It’s nice to see Ryan Bingham smile.
That’s what the singer-songwriter did, early and often during his solo acoustic show at the 299-seat One World Theatre in west Austin on Wednesday. Bingham, whose first album since 2015’s “Fear and Saturday Night” comes out in February, tested out new material from the forthcoming “American Love Song” and played some of his more familiar work in an intimate setting that is far removed from the larger venues he plays with his full band.
On Wednesday, Bingham was a jovial, salty ringmaster, providing the audience with a somewhat linear, at times slightly scrambled narrative of his difficult upbringing. He apologized on several occasions for the rambling during the two-hour show, but there was no need because the stories were so interesting and entertaining.
The basics of Bingham’s life and career are well known to fans. Born in New Mexico, his parents struggled with alcoholism and substance abuse, and he lived a largely itinerant childhood. Eventually establishing deep roots in Texas, Bingham scored a record deal in 2007 and then became known nationally when his song “The Weary Kind” from 2009’s “Crazy Heart” won a Grammy and an Academy Award.

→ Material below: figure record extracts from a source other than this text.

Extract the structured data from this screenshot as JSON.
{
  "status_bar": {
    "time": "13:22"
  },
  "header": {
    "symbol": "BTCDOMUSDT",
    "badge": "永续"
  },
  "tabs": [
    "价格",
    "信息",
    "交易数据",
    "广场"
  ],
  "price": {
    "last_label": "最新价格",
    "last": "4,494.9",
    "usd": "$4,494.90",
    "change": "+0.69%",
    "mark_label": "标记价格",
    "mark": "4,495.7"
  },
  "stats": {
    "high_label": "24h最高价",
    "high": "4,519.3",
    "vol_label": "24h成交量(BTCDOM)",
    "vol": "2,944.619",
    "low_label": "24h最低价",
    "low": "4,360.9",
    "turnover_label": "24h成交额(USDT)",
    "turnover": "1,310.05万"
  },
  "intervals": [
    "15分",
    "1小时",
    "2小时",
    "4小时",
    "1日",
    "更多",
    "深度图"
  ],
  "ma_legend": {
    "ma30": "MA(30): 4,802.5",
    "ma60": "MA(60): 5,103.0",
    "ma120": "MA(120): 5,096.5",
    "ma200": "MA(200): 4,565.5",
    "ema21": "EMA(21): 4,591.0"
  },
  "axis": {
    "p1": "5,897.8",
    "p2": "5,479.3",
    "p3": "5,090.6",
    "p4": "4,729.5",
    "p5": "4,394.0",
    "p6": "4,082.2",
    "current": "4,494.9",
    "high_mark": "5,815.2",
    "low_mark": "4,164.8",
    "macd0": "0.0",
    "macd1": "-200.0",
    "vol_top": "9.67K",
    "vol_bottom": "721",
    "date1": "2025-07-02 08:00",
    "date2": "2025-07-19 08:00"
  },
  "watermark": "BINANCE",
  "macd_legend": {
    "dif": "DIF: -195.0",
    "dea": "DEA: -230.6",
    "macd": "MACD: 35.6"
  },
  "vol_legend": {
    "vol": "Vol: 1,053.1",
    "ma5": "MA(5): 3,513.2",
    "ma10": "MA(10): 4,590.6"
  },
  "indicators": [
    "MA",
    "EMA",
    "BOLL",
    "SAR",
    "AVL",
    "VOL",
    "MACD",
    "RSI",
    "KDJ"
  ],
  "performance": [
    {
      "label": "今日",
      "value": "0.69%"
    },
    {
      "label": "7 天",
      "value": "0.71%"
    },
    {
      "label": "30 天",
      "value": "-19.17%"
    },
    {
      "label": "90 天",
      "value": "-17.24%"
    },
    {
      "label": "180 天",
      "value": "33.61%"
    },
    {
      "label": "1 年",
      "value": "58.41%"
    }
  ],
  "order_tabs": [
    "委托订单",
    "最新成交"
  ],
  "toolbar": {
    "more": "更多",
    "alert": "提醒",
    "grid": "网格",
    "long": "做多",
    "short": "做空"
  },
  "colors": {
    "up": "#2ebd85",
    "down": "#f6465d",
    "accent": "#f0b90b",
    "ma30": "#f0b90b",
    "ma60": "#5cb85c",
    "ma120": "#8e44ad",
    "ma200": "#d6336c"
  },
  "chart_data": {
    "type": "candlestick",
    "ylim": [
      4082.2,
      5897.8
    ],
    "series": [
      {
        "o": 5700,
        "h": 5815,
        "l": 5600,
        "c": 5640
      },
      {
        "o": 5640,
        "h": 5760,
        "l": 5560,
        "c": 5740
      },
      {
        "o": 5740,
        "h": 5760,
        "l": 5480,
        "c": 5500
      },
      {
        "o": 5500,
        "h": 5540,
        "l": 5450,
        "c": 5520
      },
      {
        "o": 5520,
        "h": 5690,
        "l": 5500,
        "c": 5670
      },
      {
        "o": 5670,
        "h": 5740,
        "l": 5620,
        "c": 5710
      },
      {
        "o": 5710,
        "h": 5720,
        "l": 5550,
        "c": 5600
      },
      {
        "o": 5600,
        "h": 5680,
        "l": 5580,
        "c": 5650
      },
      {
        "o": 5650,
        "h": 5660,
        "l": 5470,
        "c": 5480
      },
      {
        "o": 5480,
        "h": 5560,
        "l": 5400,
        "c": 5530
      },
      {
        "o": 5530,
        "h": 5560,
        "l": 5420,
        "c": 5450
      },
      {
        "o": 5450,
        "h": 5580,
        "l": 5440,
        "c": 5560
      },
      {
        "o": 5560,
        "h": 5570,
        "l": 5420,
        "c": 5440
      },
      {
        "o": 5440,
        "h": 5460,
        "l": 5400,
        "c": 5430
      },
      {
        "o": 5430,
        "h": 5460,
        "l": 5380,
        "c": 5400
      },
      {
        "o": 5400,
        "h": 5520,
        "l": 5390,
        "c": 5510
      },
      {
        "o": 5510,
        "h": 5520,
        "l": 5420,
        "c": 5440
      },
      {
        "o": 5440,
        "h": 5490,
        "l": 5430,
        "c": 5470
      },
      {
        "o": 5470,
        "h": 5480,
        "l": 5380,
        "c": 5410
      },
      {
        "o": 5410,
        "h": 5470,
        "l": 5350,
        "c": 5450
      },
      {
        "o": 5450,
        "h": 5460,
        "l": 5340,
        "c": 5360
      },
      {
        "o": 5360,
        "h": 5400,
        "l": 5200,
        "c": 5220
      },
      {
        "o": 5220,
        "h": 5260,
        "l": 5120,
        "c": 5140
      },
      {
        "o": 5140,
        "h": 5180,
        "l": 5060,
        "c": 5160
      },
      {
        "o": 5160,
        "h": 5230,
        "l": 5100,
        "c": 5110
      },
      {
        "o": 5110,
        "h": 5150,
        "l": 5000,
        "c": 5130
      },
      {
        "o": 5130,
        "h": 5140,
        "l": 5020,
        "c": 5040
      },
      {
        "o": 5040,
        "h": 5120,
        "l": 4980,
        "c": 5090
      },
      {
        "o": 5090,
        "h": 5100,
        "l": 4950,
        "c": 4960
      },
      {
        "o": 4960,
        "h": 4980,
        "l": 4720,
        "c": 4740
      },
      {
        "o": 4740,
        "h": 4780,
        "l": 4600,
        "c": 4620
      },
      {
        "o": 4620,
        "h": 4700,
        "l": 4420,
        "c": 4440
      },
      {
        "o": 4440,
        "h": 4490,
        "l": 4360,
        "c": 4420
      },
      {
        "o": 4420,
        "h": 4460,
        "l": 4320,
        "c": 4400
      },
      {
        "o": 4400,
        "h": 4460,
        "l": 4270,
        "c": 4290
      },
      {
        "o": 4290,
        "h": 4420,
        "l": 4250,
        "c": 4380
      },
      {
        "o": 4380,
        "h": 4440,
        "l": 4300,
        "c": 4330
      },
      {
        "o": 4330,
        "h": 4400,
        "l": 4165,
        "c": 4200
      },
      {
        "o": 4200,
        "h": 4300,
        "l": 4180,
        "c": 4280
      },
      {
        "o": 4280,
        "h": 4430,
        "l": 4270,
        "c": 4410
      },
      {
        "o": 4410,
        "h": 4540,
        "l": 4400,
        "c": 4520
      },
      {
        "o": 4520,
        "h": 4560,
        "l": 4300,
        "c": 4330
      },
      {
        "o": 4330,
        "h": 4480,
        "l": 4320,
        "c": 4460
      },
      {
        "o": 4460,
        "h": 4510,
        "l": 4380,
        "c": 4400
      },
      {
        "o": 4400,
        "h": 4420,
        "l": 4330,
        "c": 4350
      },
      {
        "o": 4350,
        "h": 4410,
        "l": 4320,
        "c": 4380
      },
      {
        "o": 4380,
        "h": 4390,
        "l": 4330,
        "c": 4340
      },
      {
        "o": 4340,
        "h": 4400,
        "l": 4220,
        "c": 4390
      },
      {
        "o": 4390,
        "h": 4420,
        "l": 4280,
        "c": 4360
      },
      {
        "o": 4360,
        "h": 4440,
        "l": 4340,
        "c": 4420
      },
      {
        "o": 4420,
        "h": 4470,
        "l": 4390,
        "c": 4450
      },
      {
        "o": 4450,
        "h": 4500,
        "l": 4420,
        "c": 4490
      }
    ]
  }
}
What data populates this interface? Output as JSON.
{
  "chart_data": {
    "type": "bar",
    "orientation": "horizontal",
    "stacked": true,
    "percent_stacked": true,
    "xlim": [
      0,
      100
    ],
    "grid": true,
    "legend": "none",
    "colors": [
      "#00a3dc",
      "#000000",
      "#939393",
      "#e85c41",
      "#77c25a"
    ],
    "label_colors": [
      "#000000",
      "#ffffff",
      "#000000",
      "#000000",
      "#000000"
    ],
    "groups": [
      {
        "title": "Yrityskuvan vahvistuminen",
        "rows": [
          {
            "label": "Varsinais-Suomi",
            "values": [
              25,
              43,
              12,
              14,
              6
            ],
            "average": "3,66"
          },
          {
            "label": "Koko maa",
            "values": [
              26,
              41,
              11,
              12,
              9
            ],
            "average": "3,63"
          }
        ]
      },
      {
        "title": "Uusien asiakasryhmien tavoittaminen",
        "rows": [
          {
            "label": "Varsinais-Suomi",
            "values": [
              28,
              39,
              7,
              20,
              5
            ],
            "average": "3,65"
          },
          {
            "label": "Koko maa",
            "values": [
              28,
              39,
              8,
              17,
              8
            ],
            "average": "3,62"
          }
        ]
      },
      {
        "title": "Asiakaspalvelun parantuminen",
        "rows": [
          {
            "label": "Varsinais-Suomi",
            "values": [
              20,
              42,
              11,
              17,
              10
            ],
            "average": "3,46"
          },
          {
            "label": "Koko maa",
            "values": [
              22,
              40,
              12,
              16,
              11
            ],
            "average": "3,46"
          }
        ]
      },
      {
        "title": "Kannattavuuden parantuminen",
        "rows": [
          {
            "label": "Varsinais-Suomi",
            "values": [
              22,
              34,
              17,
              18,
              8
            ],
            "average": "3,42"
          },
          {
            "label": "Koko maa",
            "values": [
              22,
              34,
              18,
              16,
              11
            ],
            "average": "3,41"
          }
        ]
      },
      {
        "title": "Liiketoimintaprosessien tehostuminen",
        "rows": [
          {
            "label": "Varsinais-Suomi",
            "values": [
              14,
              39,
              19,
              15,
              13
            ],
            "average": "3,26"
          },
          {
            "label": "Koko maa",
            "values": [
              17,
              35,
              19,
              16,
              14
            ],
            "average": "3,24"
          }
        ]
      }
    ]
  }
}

Kicking off the show with “Tell My Mother I Miss Her So,” he moved into “Nothing Holds Me Down,” a bluesy number from the forthcoming album. After a sublime “Dollar a Day,” Bingham said his father told him to “keep a real open mind because a lot of people are going through similar things and hard times, too.” He then launched into “Hard Times,” which features the wordplay of “When it pours it rains,” and told a funny yet sad story about following his father to Laredo.
The funny: Bingham hitched a ride with two girls from Houston who were driving to South Padre Island, where he saw his first concert on the beach. Run-D.M.C. was playing, and two University of Texas football players put the skinny kid on their shoulders so he could see.
“It was badass,” Bingham recalled.
The sad: His friends realized how far Laredo actually was from Houston, so they dropped him at a truck stop so he could hitchhike the rest of the way. A truck driver named Al offered him two pieces of sage advice: If you’re going to hitchhike, get a pocket knife and keep it with you at all times. And, if you’re stuck at a truck stop with nowhere to go, wait for the big rigs to come in and snuggle up to next to one of the tires to keep warm.
Bingham then sang “Long Way from Georgia,” a tribute to Al, and then told how learning how to play a mariachi song on guitar inspired him to play music. The guitar, a gift from his mother, “became my voice and my identity and my soul,” he said as an introduction to the classic mariachi tune “La Malaguena.”
The stories continued. “Sunshine,” about Leonard Peltier, was partially inspired and written after he met a man working as a dime store Indian at Disneyland Paris, where he had flown with a one-way ticket to get a job on Buffalo Bill’s Wild West Show. The job didn’t pan out, but the experience provided him with fodder for a song.
At that point, Bingham started sharing more songs from the new album, which has the potential to be his best yet. “Jingle and Go” talks about playing for tips. “Lover Girl,” the story of Bingham meeting and wooing his wife of almost 10 years, was illustrated with a tale about convincing her to drive from Los Angeles to Texas to pick up his belongings, which turned out to be a box of records his uncle had given him.
The strongest new songs played came toward the end of the evening. One is “Wolves,” which he wrote for students who have spoken out against gun violence in schools. He said the response of adults to student activism in the wake of last year’s shooting at Stoneman Douglass High School “takes me back a little bit” to his own feelings of abandonment by adults, noting that is “at a time when kids need someone to listen to them the most.”
The second was “America,” a simple, emotional state-of-the-state ballad that likely will be controversial when it is released. The song asks a number of questions (“Can we see what we’ve become?”) and is replete with vivid imagery (“A bullet is only dressed in blood”) that likely will not be played on conservative country radio.
That’s not what Bingham cares about though. Unlike most performers, he does not perform his biggest “hit” at the end of every show. He played “The Weary Kind” during the previous evening’s encore but left the stage without mentioning it on Wednesday.
That felt somewhat ironic, given his focus on the past, but the audience didn’t seem to mind. They cared more about the stories and the other “damn good songs” that he has in his canon. For two hours, he delivered plenty of those. And all with a wink and a smile.